Im Rahmen von peer³ wird Jugendmedienschutz nicht nur regulativ, wie im Gesetz vorgesehen verstanden, ein wesentlicher Fokus liegt auf (staatlichen) Instrumenten, durch die Aspekte eines positiven Jugendmedienschutzes reguliert werden können, wie beispielsweise die Förderung von Medienkompetenz und Selbstschutz, Informationsmöglichkeiten, Transparenz und Kooperationsaktivitäten (vgl. Dreyer 2011: 8). Für einen sicheren Umgang Heranwachsender mit und im Netz mit seinen diversen Aktivitätsfeldern, ist ein erweitertes Verständnis von Jugendmedienschutz sinnvoll, das auch angrenzende Themenfelder integriert, z. B. Persönlichkeits- und Datenschutz oder Fragen zum Urheberrecht. Wenn Jugendschutz umfassenden Kommunikations- und Interaktionsschutz bedeutet, gilt es sich mit aktivitätsbezogenen Schutzkonzepten auseinanderzusetzen (vgl. ebd.: 17) und dabei auch relevante Aspekte und Fragestellungen aus Sicht der pädagogischen Praxis aufzugreifen.

 Die Diskussion schließt allerdings oft genau diejenigen aus, die von den gesetzlichen Regelungen tangiert sind und im Zentrum der Bemühungen stehen (sollten): Jugendliche selbst sowie Fachkräfte in der pädagogischen Praxis kommen selten zur Sprache und ihre Perspektive findet sich nur in sehr wenigen Stellungnahmen wieder. peer³ setzt an dieser Leerstelle an und möchte den Dialog zum Thema Jugendmedienschutz anregen und stärken. Aspekte und Fragestellungen, die aus Sicht der Jugendlichen, die sich in peer³ geförderten Projekte engagieren, mit dem komplexen Thema Jugendmedienschutz in Verbindung stehen, sind hier (ggf. Link zur Videoantwort) zusammengestellt.

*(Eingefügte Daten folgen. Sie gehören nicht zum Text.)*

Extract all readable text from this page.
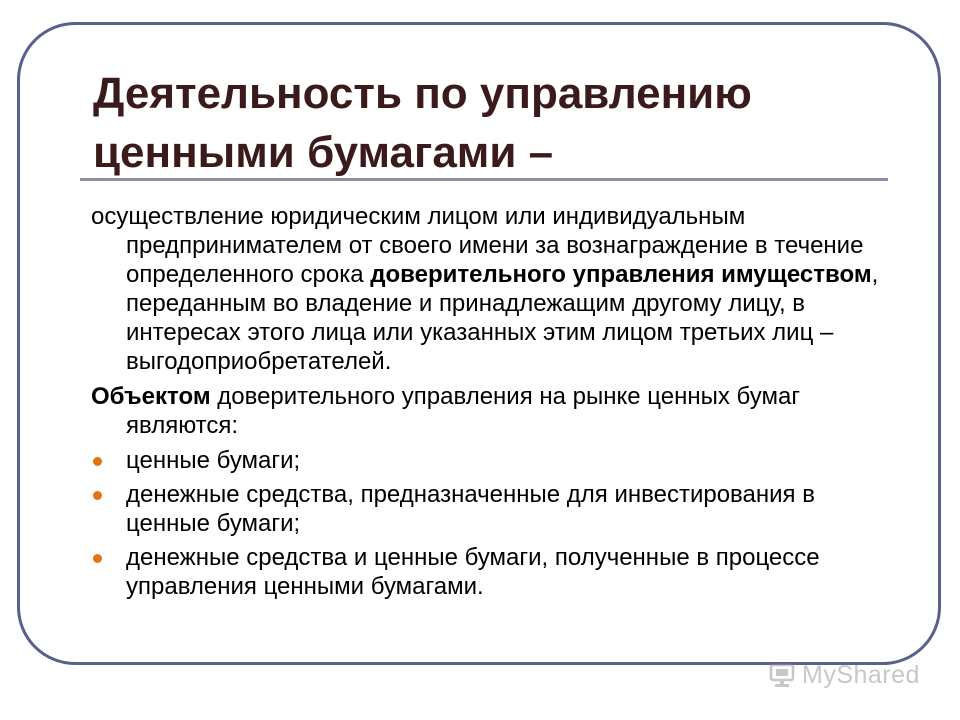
Деятельность по управлению
ценными бумагами –

осуществление юридическим лицом или индивидуальным предпринимателем от своего имени за вознаграждение в течение определенного срока доверительного управления имуществом, переданным во владение и принадлежащим другому лицу, в интересах этого лица или указанных этим лицом третьих лиц – выгодоприобретателей.

Объектом доверительного управления на рынке ценных бумаг являются:

ценные бумаги;
денежные средства, предназначенные для инвестирования в ценные бумаги;
денежные средства и ценные бумаги, полученные в процессе управления ценными бумагами.
MyShared
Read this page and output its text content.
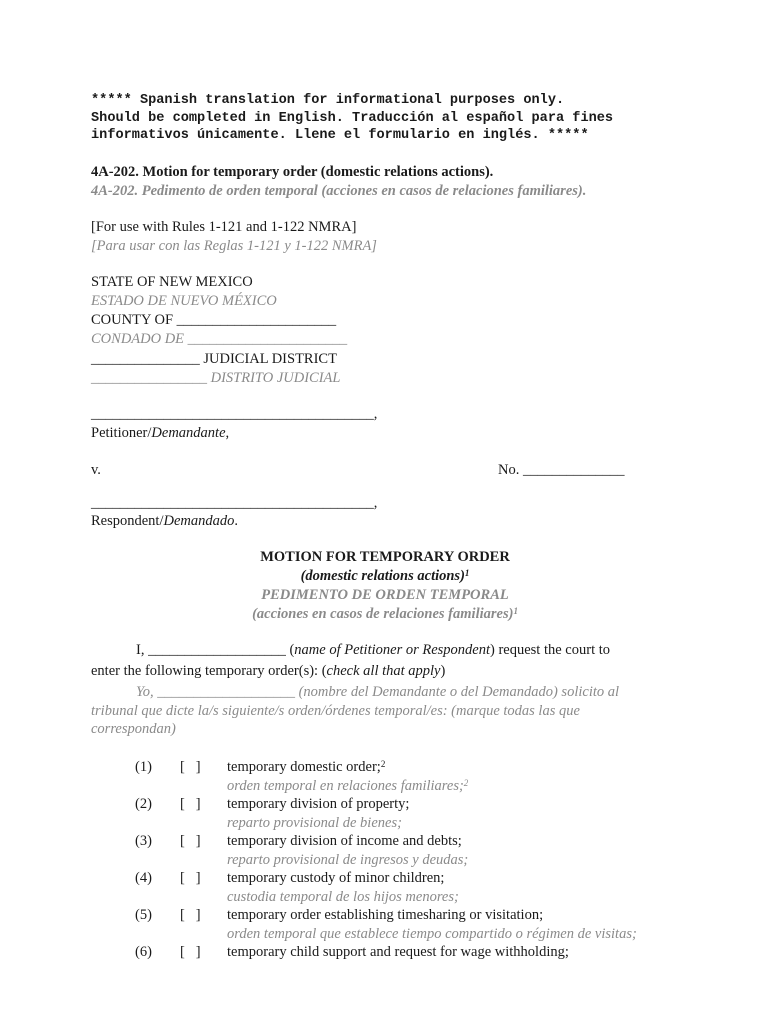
***** Spanish translation for informational purposes only.
Should be completed in English. Traducción al español para fines
informativos únicamente. Llene el formulario en inglés. *****
4A-202. Motion for temporary order (domestic relations actions).
4A-202. Pedimento de orden temporal (acciones en casos de relaciones familiares).
[For use with Rules 1-121 and 1-122 NMRA]
[Para usar con las Reglas 1-121 y 1-122 NMRA]
STATE OF NEW MEXICO
ESTADO DE NUEVO MÉXICO
COUNTY OF ______________________
CONDADO DE ______________________
_______________ JUDICIAL DISTRICT
________________ DISTRITO JUDICIAL
_______________________________________,
Petitioner/Demandante,
v.	No. ______________
_______________________________________,
Respondent/Demandado.
MOTION FOR TEMPORARY ORDER
(domestic relations actions)$^1$
PEDIMENTO DE ORDEN TEMPORAL
(acciones en casos de relaciones familiares)$^1$
I, ___________________ (name of Petitioner or Respondent) request the court to
enter the following temporary order(s): (check all that apply)
Yo, ___________________ (nombre del Demandante o del Demandado) solicito al
tribunal que dicte la/s siguiente/s orden/órdenes temporal/es: (marque todas las que
correspondan)
(1)	[   ]	temporary domestic order;$^2$
orden temporal en relaciones familiares;$^2$
(2)	[   ]	temporary division of property;
reparto provisional de bienes;
(3)	[   ]	temporary division of income and debts;
reparto provisional de ingresos y deudas;
(4)	[   ]	temporary custody of minor children;
custodia temporal de los hijos menores;
(5)	[   ]	temporary order establishing timesharing or visitation;
orden temporal que establece tiempo compartido o régimen de visitas;
(6)	[   ]	temporary child support and request for wage withholding;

 Nachfolgender Text ist eine Zusammenfassung der Wahrnehmung von Pädagogen/-innen in den Projekten im Hinblick auf die Frage nach „Jugendmedienschutz – (k)ein Thema in unserem Projekt?“.

Die gesammelten Einschätzungen stellen die subjektiv wichtig erscheinenden Aspekte von Jugendmedienschutz in den folgenden Peer-Projekten dar:

  • Web-Scouts (Marion Nagel, Anne Petzold) angesiedelt bei media:port e. V. in Leipzig
  • JuMeX (Julian Kulasza), eine Kooperation der Berliner Hufeland-Schule und dem Medienkompetenzzentrum Pankow (mezen-berlin.de)
  • Medienscouts (Fabian Müller) im Landkreis Nürnberger Land, eine Zusammenarbeit des Kreisjugendring Nürnberger Land und der Mittelschule Altdorf sowie dem sonderpädagogischen Förderzentrum Lauf
  • Online-Scouts (Ulrike Gerhards, Lena Timmer) am städtischen Gymnasium in Ahlen, die mit der Jugendmedienbeauftragten der Stadt kooperieren
  • und dem Projekt peer2peer (Stephan Schölzel), das vom Infocafe einer städtischen Jugendeinrichtung, in Kooperation mit der Goetheschule Neu-Isenburg getragen wird.

 

Berührungspunkte des Jugendmedienschutzes mit unserem Projekt
Gemeinsam ist allen Aussagen, dass „Jugendmedienschutz“ eine Grundthematik eines jeden Projekts darstellt und über den gesamten Projektverlauf präsent und relevant ist. Die konkreten Berührungspunkte ergeben sich aus Erfahrungen, die die teilnehmenden Jugendlichen im Projektkontext als Web-/Medienscouts oder Medientrainer/-innen, beispielweise in Beratungssituationen und Aktivitäten mit anderen Jugendlichen machen sowie aus ihrem eigenen privaten Medienhandeln.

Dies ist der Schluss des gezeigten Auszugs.